Extracranial dermoid cysts (EDCs), sometimes referred to as scalp dermoids, contain same contents as IDCs, but develop extracranially in childhood, with an incidence of  ~20% [3]. While also mostly asymptomatic, they may present as a subcutaneous nonpainful mass. Treatment of choice for EDCs is complete surgical excision. Unaddressed, these cysts have a risk of bony erosion with intracranial expansion, predisposing the patient to similar risk as IDCs. Intracranial dermoid cysts have been shown to develop subcutaneous sinus tracts and extend to the subcutaneous space, which would present the same way on imaging as extracranial dermoid cysts infiltrating the intracranial space [4, 22]. The patient presented in her fifth decade of life, making it difficult to determine what the original mass was. We infer that, due to the long course of her disease and late onset of complications, the initial lesion was an EDC with intracranial expansion ultimately resulting in rupture. Her brain imaging findings, although classic for both IDCs and EDCs, could not fully allow for classification [11, 14]. The neurosurgeon was unable to identify whether the cysts originated intra- or extracranially. Current recommendations regarding the treatment of intracranial dermoid cysts, unlike extracranial dermoid cysts, is conservative management until the patient becomes symptomatic [11]. This, however, poses its own risk to the patient. Untreated, IDCs can exhibit malignant transformation, hydrocephalus, development of a cutaneous sinus tract, recurrent bacterial meningitis, or ultimately rupture [21, 23, 24].

The patient’s rupture seems to have occurred spontaneously as there was no identifiable cause. Furthermore, we suspect that the rupture and content dissemination was the cause of the seizures. While our patient presented with classic symptoms of seizures following a rupture, our case is unique because her only prior sign or symptom was the cystic mass as a child, denying previous loss of consciousness, loss of vision, focal neurological deficits, and seizures. She was initially evaluated at 15 years of age for a fluctuant mass on the left temple, asymptomatic at that time, manifesting over 10 years later than the average age of presentation. Furthermore, if we consider this initial mass to be an EDC, it had an approximately 37–57% for intracranial extension, predisposing the patient to the same aforementioned complications [25]. One critical sequelae to consider is malignant transformation. Even though malignant transformation is a rare complication without a truly known incidence rate, these patients have a poor prognosis, with 60 months postdiagnosis being the longest reported survival time [24]. The pathology shows no signs of malignancy; however, malignancy of the remaining tissue and future development cannot be excluded. She will require close long-term follow-up.

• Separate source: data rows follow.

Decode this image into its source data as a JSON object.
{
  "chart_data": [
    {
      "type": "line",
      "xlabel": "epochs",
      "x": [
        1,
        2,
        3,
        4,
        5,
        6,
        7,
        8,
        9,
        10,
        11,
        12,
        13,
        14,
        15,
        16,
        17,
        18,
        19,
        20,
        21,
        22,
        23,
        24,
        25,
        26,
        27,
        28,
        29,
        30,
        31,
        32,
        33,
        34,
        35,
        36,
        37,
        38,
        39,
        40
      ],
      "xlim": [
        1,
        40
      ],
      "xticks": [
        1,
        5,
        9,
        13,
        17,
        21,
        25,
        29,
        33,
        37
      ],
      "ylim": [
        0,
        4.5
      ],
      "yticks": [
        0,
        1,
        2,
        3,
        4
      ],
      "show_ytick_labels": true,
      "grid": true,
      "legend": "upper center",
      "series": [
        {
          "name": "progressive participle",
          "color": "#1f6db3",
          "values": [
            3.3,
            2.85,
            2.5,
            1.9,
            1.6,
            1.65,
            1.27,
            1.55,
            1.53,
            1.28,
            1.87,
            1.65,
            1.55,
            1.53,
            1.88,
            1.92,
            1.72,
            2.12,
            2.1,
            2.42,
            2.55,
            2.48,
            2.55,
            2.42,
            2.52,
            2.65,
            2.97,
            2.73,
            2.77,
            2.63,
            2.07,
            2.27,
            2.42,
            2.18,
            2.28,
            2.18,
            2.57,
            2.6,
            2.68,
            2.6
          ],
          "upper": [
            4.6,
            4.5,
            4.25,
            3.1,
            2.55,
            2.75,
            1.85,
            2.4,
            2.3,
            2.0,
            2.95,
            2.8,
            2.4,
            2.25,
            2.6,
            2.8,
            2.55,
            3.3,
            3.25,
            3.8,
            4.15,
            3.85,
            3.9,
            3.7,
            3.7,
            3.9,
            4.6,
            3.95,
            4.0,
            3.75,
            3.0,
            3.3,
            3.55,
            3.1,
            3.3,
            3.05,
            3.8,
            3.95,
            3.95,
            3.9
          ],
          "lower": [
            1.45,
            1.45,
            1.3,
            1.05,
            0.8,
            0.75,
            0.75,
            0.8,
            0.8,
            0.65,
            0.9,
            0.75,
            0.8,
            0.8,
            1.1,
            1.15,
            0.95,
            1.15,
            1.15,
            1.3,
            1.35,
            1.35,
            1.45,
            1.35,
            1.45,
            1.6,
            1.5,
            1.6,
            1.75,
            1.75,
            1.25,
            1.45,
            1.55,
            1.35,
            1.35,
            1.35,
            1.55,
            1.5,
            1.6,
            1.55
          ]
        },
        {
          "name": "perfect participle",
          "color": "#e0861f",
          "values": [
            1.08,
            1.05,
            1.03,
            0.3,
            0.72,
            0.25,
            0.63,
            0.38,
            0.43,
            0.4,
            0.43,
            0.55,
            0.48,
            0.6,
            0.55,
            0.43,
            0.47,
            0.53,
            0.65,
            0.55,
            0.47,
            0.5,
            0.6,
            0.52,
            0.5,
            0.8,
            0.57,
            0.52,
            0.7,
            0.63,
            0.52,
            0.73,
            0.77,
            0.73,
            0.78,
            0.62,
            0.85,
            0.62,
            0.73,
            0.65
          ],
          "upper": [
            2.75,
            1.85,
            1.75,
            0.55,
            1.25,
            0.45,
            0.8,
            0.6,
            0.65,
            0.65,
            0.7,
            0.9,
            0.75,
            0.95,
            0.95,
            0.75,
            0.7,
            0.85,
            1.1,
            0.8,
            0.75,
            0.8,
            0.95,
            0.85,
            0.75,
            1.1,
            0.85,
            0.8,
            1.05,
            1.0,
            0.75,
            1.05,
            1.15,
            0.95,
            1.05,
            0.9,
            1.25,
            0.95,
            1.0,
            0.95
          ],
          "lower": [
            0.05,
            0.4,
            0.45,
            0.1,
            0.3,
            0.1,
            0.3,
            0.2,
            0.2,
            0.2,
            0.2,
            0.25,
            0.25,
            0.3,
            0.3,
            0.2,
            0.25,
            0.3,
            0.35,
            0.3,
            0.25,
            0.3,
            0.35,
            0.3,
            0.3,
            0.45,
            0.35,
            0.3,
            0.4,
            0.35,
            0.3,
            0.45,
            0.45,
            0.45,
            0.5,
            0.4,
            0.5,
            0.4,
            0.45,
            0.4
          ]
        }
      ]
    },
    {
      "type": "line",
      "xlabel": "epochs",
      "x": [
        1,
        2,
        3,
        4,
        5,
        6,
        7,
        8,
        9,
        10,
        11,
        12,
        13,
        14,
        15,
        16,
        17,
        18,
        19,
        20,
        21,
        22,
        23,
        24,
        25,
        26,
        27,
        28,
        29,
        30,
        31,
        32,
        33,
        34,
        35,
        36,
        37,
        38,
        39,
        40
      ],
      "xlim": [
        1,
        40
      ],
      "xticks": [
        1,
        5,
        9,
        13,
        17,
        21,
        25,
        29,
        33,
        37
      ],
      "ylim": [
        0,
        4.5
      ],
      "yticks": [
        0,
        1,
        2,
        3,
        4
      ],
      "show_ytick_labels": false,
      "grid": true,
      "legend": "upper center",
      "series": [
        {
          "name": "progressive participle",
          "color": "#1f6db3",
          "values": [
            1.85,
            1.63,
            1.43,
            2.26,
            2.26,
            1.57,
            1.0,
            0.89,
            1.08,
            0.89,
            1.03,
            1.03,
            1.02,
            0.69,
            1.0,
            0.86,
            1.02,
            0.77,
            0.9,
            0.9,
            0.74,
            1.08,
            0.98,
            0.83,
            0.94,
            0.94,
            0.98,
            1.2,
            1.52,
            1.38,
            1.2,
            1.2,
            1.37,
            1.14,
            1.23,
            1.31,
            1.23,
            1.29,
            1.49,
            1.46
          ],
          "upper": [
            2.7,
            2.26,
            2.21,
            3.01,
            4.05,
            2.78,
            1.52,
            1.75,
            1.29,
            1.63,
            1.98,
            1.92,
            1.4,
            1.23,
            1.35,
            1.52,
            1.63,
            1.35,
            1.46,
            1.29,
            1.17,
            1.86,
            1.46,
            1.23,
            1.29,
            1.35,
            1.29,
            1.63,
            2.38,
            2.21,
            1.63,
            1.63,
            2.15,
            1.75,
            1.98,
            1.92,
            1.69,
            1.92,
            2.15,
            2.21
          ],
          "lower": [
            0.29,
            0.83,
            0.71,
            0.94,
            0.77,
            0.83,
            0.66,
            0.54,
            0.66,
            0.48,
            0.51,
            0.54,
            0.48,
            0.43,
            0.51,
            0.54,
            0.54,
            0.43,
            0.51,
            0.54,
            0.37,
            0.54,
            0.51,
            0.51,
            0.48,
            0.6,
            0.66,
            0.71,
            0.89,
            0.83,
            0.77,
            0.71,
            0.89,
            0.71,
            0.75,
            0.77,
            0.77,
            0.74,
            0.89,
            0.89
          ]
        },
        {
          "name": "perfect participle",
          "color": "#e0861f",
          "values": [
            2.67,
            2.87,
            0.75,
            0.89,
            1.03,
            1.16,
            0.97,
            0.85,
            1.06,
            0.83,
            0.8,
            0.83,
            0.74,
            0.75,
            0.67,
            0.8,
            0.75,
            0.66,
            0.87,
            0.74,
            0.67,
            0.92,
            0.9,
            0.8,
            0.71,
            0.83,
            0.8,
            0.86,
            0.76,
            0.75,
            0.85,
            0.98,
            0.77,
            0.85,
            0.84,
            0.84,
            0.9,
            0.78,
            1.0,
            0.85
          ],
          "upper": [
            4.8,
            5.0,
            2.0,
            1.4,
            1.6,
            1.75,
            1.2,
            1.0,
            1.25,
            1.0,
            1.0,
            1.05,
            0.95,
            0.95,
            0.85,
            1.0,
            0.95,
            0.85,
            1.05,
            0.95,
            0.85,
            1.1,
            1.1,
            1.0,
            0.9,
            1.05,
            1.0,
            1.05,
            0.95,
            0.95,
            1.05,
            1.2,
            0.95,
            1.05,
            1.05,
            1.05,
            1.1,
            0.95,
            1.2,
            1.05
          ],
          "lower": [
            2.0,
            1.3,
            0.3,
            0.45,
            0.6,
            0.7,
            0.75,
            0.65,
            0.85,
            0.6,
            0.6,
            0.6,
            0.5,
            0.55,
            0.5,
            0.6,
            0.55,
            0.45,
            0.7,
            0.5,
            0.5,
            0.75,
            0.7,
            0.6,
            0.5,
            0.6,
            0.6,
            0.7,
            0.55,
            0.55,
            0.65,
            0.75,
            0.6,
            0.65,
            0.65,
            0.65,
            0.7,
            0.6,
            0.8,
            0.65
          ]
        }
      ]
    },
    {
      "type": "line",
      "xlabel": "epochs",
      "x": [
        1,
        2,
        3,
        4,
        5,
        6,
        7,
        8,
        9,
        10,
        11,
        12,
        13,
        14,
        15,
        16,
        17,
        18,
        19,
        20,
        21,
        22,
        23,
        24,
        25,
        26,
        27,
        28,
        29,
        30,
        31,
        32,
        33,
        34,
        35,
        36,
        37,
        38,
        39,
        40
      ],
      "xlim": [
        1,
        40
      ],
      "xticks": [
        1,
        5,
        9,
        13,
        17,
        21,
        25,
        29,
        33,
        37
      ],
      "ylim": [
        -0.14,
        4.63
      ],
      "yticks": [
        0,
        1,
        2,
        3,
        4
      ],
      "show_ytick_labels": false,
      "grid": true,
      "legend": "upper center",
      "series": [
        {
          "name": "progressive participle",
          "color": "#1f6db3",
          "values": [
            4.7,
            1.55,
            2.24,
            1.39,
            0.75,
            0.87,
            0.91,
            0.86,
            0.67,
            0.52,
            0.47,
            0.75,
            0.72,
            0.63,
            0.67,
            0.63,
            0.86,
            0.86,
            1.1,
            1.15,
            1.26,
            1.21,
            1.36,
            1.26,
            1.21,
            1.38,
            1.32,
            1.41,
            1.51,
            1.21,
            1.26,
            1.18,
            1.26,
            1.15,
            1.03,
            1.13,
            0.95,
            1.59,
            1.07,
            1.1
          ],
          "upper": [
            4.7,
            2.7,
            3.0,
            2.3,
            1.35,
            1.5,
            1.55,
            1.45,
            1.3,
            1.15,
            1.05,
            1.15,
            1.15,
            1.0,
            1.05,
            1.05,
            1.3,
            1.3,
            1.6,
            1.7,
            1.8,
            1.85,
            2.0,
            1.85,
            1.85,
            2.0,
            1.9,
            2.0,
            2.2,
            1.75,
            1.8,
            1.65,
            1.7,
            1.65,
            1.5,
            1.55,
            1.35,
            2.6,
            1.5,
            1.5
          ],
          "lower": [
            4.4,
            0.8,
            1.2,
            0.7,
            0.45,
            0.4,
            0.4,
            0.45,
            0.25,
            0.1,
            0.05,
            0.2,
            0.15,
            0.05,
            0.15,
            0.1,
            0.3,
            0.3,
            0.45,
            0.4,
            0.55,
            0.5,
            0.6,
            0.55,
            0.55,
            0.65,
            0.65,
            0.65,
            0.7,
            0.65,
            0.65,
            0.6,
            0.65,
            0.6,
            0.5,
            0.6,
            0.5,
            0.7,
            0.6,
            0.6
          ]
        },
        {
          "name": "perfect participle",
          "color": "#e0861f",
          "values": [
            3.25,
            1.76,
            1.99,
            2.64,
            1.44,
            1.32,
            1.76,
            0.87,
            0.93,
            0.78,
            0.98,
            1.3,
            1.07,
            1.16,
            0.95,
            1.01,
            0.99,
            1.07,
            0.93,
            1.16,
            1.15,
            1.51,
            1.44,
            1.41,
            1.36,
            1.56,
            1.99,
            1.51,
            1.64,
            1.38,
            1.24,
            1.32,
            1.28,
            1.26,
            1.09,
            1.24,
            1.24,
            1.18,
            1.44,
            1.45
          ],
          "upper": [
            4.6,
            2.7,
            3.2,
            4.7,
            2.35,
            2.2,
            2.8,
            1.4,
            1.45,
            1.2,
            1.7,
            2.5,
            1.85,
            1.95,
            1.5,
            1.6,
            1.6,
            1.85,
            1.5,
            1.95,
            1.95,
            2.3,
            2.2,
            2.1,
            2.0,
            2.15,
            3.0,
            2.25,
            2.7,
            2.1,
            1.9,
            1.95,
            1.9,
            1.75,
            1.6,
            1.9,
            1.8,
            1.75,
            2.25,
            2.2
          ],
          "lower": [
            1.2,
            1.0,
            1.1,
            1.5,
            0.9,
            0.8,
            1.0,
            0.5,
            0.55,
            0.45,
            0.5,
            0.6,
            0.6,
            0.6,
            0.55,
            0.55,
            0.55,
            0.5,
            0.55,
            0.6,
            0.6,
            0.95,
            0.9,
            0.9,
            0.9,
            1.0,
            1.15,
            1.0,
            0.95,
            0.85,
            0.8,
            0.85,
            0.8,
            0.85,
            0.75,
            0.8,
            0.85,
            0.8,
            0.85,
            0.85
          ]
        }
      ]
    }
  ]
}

The strength of this case report includes reinforcing the effectiveness of neurosurgical evacuation of dermoid cysts, even in late stages. This raises a possible indication for earlier neurosurgical intervention to prevent similar presentations to this patient. Limitations include the unclear patient history regarding the nature of her initial mass and our loss to follow-up post intervention. However, given the pathology results and initial presentation, her case is consistent with dermoid cyst rupture, allowing us to draw appropriate conclusions.

Conclusions

Complete removal of EDCs and particularly IDCs can prevent regrowth and morbidity if resected without injury to surrounding neurovascular structure [18, 26,27,28,29,30]. Surgical excision is often reserved until symptoms arise, predisposing the patient to rupture. Had she undergone removal prior to rupture, her subsequent complications may have been avoided. To avoid rupture and associated sequelae in future patients, we recommend considering a more invasive approach as the initial strategy if internal cysts are located on the periphery and relatively accessible.